I pressed the home button. Nothing happened.
“Sorry,” Mateo said. “Your battery must have died.”
His tone hadn’t changed, but my breath hitched. An instinct, a learned fear—my dad retreating to his chair, hand on his drink—or one bred into us: a dark parking lot, keys between our fingers; dusk falling on a run, the sudden beat of footsteps close behind. I pulled my charger from my duffel and backed toward the nightstand, where I plugged in my phone without taking my eyes off Mateo.
Mom’s invited you here like you’re part of the family, Gabriel had said. But you’re just a leech.
Maybe I was a leech. But I was a leech who was going to find out the truth, finally.
“Mateo,” I said carefully, “your mother told me something tonight. She told me it wasn’t your father who killed Andres.”
Mateo stood, taking two slow paces toward the door, then back. “I know. That’s why I’m here.”

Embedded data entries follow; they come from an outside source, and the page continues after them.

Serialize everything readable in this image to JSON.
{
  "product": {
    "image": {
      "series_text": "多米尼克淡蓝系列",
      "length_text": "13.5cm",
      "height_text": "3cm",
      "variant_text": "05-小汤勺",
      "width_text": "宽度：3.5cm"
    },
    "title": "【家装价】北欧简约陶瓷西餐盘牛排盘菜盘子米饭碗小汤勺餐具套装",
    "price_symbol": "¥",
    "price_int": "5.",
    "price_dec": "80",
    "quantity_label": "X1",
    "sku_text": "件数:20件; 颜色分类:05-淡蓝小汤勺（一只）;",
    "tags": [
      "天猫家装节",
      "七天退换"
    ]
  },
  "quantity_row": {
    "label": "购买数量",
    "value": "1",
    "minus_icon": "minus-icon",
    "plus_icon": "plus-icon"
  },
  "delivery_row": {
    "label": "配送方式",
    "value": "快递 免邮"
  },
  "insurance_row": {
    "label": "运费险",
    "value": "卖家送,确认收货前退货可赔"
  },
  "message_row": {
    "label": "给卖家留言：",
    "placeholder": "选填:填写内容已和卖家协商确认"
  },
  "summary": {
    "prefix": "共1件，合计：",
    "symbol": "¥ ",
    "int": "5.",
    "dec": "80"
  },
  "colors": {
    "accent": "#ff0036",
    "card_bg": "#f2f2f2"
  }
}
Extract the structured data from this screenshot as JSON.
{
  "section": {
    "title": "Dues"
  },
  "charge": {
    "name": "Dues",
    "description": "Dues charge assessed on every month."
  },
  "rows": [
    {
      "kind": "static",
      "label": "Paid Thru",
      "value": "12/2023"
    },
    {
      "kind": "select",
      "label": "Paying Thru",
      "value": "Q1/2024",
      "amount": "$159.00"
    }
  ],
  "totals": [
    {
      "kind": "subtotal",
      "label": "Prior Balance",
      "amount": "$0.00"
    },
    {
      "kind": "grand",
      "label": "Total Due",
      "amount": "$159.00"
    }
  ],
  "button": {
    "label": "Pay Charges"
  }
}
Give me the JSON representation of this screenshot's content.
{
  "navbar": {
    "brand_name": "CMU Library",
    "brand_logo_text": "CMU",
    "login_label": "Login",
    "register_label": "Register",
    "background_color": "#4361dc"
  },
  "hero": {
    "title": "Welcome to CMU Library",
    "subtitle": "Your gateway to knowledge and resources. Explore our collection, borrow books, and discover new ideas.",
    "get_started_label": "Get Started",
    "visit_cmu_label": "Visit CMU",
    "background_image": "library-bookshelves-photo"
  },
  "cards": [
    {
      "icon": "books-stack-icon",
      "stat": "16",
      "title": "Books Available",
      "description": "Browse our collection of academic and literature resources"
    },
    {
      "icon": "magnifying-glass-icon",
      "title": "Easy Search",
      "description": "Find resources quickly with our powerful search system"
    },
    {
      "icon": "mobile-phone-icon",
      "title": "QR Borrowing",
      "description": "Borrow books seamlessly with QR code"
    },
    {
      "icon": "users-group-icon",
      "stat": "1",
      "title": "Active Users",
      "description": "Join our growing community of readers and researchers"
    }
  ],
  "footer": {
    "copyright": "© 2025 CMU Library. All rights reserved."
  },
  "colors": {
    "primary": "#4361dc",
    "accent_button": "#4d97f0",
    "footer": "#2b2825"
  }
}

My hands trembled. “Go on.”
Mateo placed a palm on the TV console. “The kitchen window was open. I heard her confess. Cassie, you can’t write that.”
I startled at the sound of my name in his mouth. Familiar, almost intimate.
“Why not?” I glanced at my phone, waiting for it to light up with charge.
“Because it’s not what happened!” He began pacing again, four large strides from the door to the bathroom, tense and fast. The room tightened around the space he was claiming, back and forth, back and forth.
“It wasn’t your mother, either, was it?” I stabbed the home button on my phone. Nothing.
Mateo didn’t answer.
“When did you find out?” I asked, almost dizzy.
Suddenly, too suddenly, Mateo stopped moving. He reminded me of an animal you’d encounter in the wild, something elegant and strong, eyes fixed to yours, muscles twitching. Antlers that could take you apart if it was cornered.
“About what?” he asked, low.
About Gabriel, I meant to say. But something in the way he was staring at me. It clicked, a final understanding. Can you even imagine what it was like, he’d said in our first conversation, opening the door to someone who tells you that everything you believe about someone you love is a lie? His voice tight with outrage. As if he’d been there. As if he’d heard it.
“Oh, God,” I said. “You were there, when Andres came to the house.”